Our finding of an inverse correlation between baseline disease severity, mature adherence, and rMED scores is supportive of other findings suggesting a protective effect of the MED in IBD [9]. This is further supported by our identified association between increased mature diet adherence and a delayed need for anti-TNF. Although not associated with our defined EEN outcomes of interest, rMED was associated with a decreased likelihood of PGA improvement and a smaller reduction in PGA from baseline to six months. Analysis of this significance is complicated, as males had lower rMED scores and lower baseline disease severity.

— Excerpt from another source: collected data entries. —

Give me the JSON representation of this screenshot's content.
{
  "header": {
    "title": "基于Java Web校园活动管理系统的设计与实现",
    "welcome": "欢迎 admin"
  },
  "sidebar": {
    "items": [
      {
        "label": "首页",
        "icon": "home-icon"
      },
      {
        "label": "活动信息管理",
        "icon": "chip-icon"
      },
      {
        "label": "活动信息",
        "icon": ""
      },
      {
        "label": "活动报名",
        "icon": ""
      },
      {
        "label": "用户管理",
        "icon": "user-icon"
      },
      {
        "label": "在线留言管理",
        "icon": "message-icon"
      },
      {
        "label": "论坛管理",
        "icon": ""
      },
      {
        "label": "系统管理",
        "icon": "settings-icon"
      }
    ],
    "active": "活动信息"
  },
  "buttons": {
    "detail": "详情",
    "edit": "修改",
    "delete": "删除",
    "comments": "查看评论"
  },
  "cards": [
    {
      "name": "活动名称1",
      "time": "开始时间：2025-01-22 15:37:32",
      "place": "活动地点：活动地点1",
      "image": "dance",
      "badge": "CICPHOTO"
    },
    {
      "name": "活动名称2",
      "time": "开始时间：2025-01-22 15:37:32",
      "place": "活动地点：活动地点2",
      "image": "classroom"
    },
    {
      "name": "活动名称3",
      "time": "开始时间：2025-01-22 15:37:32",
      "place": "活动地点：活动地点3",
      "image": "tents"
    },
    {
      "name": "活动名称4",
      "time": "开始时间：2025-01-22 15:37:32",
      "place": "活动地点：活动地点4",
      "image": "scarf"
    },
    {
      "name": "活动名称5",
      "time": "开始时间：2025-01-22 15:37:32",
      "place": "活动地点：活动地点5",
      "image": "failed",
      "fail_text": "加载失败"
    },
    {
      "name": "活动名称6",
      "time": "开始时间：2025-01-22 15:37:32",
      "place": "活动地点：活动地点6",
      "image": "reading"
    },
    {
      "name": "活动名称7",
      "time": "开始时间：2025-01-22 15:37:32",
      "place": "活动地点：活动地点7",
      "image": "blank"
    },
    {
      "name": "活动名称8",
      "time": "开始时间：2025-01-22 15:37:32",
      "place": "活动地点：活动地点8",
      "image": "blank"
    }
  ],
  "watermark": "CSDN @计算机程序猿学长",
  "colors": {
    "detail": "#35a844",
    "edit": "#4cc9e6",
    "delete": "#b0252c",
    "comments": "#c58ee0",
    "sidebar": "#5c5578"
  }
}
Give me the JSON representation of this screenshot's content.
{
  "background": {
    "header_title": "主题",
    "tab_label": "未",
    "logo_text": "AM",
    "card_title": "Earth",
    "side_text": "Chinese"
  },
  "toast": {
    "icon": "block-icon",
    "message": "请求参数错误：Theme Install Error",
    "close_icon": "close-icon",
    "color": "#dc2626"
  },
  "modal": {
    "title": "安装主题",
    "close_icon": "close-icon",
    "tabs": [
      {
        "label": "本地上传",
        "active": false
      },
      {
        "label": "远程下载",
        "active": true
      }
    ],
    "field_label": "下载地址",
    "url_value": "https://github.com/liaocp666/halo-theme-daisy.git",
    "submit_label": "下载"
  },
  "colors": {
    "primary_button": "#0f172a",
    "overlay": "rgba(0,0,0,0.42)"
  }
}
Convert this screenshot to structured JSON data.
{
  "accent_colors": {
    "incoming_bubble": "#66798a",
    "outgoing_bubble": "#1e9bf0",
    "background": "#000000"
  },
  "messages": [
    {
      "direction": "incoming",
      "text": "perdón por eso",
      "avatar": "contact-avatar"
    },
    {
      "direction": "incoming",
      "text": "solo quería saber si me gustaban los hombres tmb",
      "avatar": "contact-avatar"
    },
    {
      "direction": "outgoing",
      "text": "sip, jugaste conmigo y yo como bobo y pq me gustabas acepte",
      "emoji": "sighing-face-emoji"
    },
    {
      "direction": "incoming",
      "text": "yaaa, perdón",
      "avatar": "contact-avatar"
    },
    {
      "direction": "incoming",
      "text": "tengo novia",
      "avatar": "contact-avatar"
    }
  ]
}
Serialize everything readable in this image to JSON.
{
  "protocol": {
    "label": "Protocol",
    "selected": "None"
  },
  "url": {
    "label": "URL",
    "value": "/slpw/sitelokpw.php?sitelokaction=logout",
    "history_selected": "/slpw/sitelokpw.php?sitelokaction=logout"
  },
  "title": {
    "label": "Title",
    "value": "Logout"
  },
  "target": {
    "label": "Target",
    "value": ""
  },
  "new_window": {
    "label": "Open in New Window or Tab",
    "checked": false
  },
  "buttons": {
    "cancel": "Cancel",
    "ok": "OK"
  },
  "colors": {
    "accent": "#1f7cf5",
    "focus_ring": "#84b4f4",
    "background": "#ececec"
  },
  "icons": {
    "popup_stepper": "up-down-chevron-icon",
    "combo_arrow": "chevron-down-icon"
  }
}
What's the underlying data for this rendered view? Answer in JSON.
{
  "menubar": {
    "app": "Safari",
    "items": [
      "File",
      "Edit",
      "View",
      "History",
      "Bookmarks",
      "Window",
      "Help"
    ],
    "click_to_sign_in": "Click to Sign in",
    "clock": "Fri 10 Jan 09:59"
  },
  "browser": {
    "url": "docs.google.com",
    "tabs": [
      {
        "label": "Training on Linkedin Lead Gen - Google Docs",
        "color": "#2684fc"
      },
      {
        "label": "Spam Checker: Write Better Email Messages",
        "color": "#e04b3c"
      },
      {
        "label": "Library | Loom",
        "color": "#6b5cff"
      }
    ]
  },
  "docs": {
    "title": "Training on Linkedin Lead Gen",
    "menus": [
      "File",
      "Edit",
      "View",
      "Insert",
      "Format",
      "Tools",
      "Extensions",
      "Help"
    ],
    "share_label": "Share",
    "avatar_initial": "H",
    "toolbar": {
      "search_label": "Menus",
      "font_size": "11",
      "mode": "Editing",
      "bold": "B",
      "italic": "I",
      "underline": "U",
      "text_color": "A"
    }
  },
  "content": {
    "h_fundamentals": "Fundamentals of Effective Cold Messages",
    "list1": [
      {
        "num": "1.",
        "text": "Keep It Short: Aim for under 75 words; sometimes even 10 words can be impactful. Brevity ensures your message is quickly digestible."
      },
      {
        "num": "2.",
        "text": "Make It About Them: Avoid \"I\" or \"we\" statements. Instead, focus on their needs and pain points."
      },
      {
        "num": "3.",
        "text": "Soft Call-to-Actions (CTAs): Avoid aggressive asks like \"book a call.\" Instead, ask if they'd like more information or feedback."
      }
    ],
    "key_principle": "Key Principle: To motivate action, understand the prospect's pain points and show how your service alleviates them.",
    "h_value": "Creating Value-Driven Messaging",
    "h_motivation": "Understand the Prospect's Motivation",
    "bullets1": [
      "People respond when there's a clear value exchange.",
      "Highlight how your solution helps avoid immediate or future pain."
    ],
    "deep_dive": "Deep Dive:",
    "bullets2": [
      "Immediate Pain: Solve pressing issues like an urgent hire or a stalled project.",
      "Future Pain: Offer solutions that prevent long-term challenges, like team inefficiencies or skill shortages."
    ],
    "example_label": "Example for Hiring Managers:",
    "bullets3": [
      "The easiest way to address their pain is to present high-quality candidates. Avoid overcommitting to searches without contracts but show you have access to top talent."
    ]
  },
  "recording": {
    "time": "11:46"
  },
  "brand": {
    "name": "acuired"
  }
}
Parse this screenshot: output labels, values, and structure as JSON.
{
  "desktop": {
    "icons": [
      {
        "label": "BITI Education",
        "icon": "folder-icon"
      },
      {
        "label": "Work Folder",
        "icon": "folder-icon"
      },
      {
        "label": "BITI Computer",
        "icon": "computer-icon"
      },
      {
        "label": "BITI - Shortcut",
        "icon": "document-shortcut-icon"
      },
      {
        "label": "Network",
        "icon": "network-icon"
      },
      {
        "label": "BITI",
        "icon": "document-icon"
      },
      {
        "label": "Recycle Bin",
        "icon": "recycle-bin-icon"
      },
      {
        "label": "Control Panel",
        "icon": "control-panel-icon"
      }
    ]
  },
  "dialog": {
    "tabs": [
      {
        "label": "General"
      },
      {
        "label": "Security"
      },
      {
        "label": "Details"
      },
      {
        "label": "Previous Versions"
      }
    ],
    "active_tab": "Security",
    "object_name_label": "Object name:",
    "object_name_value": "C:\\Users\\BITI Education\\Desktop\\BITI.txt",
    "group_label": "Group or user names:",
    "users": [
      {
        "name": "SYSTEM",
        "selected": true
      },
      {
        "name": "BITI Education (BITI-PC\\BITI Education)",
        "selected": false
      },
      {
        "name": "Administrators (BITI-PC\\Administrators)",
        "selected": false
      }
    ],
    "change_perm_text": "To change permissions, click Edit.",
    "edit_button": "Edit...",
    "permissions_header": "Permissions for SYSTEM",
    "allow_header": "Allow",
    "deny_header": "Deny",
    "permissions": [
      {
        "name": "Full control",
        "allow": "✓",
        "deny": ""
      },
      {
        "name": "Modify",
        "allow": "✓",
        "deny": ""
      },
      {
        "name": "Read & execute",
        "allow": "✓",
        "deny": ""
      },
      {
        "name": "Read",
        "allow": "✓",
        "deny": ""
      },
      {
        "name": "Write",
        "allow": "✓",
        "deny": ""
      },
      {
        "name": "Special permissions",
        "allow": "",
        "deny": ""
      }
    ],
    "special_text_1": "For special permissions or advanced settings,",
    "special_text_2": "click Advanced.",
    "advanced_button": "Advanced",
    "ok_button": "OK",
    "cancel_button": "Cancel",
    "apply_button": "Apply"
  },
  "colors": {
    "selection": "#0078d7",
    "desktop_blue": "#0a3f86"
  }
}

Additionally, two-thirds of our population was male, but there were insufficient numbers of patients with both baseline and 6-month PGAs available to perform sub-analysis by sex, as very few patients (5/48, 10%) did not see an improvement in PGA. It remains possible that there is a relationship between a MED and less improvement of long-term outcomes with EEN, apart from a need for anti-TNF or GCS, while a MED remains protective in IBD prior to EEN administration. Given that less than half of our patients (48/103) had data available for long-term PGA analysis, this relationship requires further investigation.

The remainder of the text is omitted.